In all forms of keratopathy, therapeutic measures should begin with etiotropic therapy of the underlying disease. Pathogenetic treatment is reduced to moisturizing the cornea (in the absence of defects) with artificial tear preparations and moisturizing ointments. With filamentous keratopathy, removal of pathological formations under regional anesthesia is indicated. With a ribbon-like shape, it is necessary to remove the plaque with the subsequent use of antibiotics. Damage to the cornea due to drying requires the application of a special bandage that will keep the eyelids closed until the elimination of the underlying disease (ectropion, lagophthalmos).
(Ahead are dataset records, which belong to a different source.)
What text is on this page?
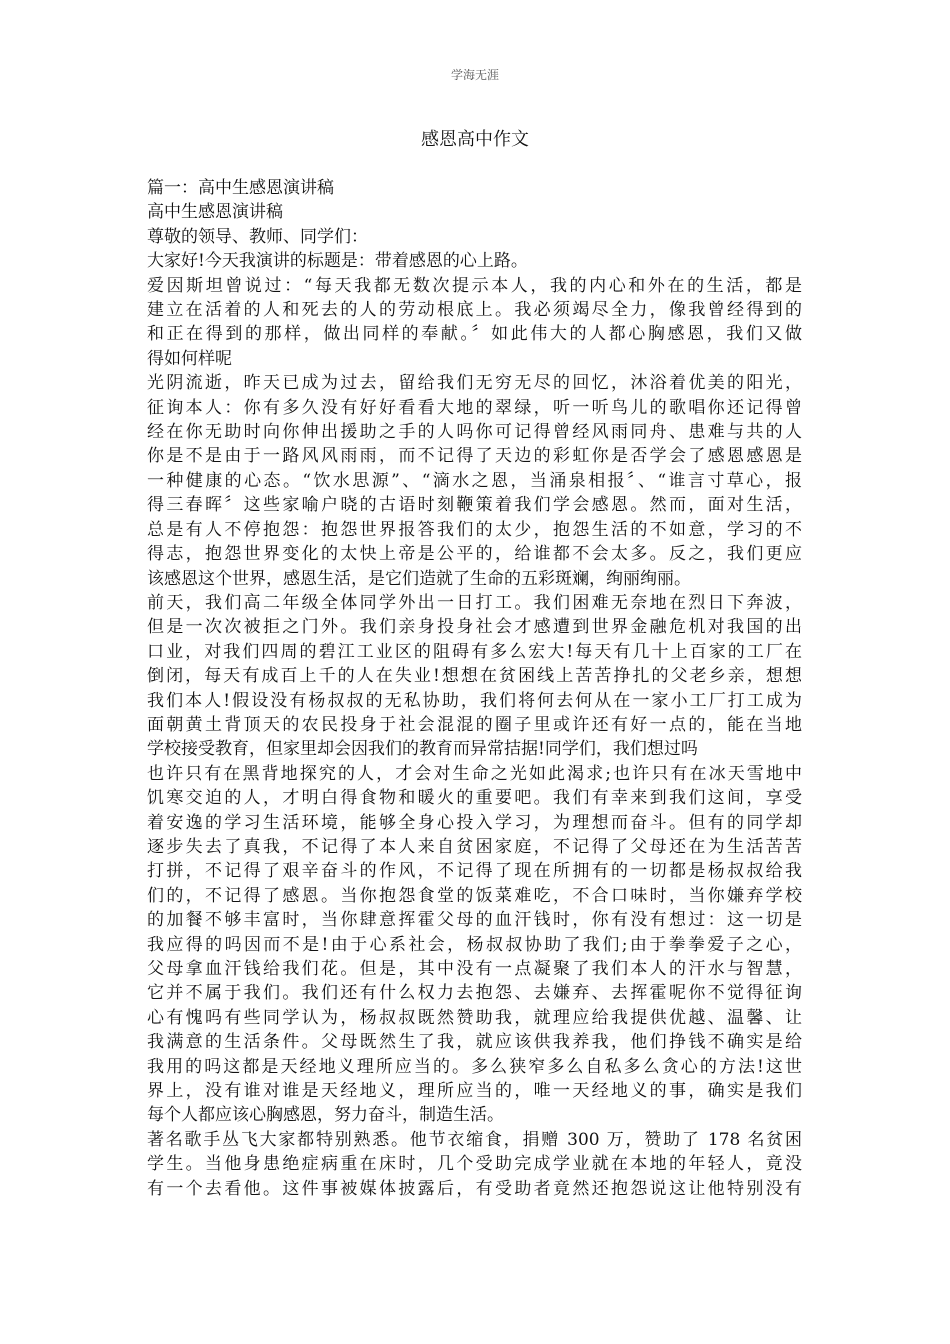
学海无涯
感恩高中作文
篇一：高中生感恩演讲稿
高中生感恩演讲稿
尊敬的领导、教师、同学们：
大家好!今天我演讲的标题是：带着感恩的心上路。
爱因斯坦曾说过：“每天我都无数次提示本人，我的内心和外在的生活，都是
建立在活着的人和死去的人的劳动根底上。我必须竭尽全力，像我曾经得到的
和正在得到的那样，做出同样的奉献。〞如此伟大的人都心胸感恩，我们又做
得如何样呢
光阴流逝，昨天已成为过去，留给我们无穷无尽的回忆，沐浴着优美的阳光，
征询本人：你有多久没有好好看看大地的翠绿，听一听鸟儿的歌唱你还记得曾
经在你无助时向你伸出援助之手的人吗你可记得曾经风雨同舟、患难与共的人
你是不是由于一路风风雨雨，而不记得了天边的彩虹你是否学会了感恩感恩是
一种健康的心态。“饮水思源”、“滴水之恩，当涌泉相报〞、“谁言寸草心，报
得三春晖〞这些家喻户晓的古语时刻鞭策着我们学会感恩。然而，面对生活，
总是有人不停抱怨：抱怨世界报答我们的太少，抱怨生活的不如意，学习的不
得志，抱怨世界变化的太快上帝是公平的，给谁都不会太多。反之，我们更应
该感恩这个世界，感恩生活，是它们造就了生命的五彩斑斓，绚丽绚丽。
前天，我们高二年级全体同学外出一日打工。我们困难无奈地在烈日下奔波，
但是一次次被拒之门外。我们亲身投身社会才感遭到世界金融危机对我国的出
口业，对我们四周的碧江工业区的阻碍有多么宏大!每天有几十上百家的工厂在
倒闭，每天有成百上千的人在失业!想想在贫困线上苦苦挣扎的父老乡亲，想想
我们本人!假设没有杨叔叔的无私协助，我们将何去何从在一家小工厂打工成为
面朝黄土背顶天的农民投身于社会混混的圈子里或许还有好一点的，能在当地
学校接受教育，但家里却会因我们的教育而异常拮据!同学们，我们想过吗
也许只有在黑背地探究的人，才会对生命之光如此渴求;也许只有在冰天雪地中
饥寒交迫的人，才明白得食物和暖火的重要吧。我们有幸来到我们这间，享受
着安逸的学习生活环境，能够全身心投入学习，为理想而奋斗。但有的同学却
逐步失去了真我，不记得了本人来自贫困家庭，不记得了父母还在为生活苦苦
打拼，不记得了艰辛奋斗的作风，不记得了现在所拥有的一切都是杨叔叔给我
们的，不记得了感恩。当你抱怨食堂的饭菜难吃，不合口味时，当你嫌弃学校
的加餐不够丰富时，当你肆意挥霍父母的血汗钱时，你有没有想过：这一切是
我应得的吗因而不是!由于心系社会，杨叔叔协助了我们;由于拳拳爱子之心，
父母拿血汗钱给我们花。但是，其中没有一点凝聚了我们本人的汗水与智慧，
它并不属于我们。我们还有什么权力去抱怨、去嫌弃、去挥霍呢你不觉得征询
心有愧吗有些同学认为，杨叔叔既然赞助我，就理应给我提供优越、温馨、让
我满意的生活条件。父母既然生了我，就应该供我养我，他们挣钱不确实是给
我用的吗这都是天经地义理所应当的。多么狭窄多么自私多么贪心的方法!这世
界上，没有谁对谁是天经地义，理所应当的，唯一天经地义的事，确实是我们
每个人都应该心胸感恩，努力奋斗，制造生活。
著名歌手丛飞大家都特别熟悉。他节衣缩食，捐赠 300 万，赞助了 178 名贫困
学生。当他身患绝症病重在床时，几个受助完成学业就在本地的年轻人，竟没
有一个去看他。这件事被媒体披露后，有受助者竟然还抱怨说这让他特别没有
The tactics of treatment of neurotrophic keratopathy depends on the results of biomicroscopy. When spot injuries are detected, the use of artificial tear preparations is recommended. A small defect can be eliminated by topical application of erythromycin ointment and a pressure bandage for 24 hours. Next, the ointment is used 3-4 times a day for 4 days. If an infected corneal ulcer is detected, antibacterial therapy should be prescribed against the background of mydriatics. Treatment of corneal injuries of thermal or ultraviolet origin includes the local use of M-cholinoblockers, sympathomimetics and antibacterial ointment, as well as bandages for 24 hours. With severe pain syndrome, oral administration of analgesics is indicated.
The moderate and severe form of Tigeson’s keratopathy is an indication for the appointment of topical glucocorticosteroids or the use of therapeutic contact lenses. In case of bullous corneal lesion, sodium chloride drops are recommended for relieving edema and anti-glaucoma drugs with increased intraocular pressure. Progressive decrease in visual acuity requires corneal transplantation.
Prognosis and prevention
Specific measures for the prevention of keratopathy have not been developed. Patients are advised to monitor eye hygiene. With prolonged visual load, special means should be used to moisturize the cornea, do gymnastics and short breaks. Patients with a genetic predisposition or when taking Cordarone for 6 months need to be examined by an ophthalmologist 2 times a year.
With timely treatment, the prognosis for keratopathy is favorable for life and work capacity. The progression of pathology can be the cause of complete loss of vision, which leads to disability of the patient.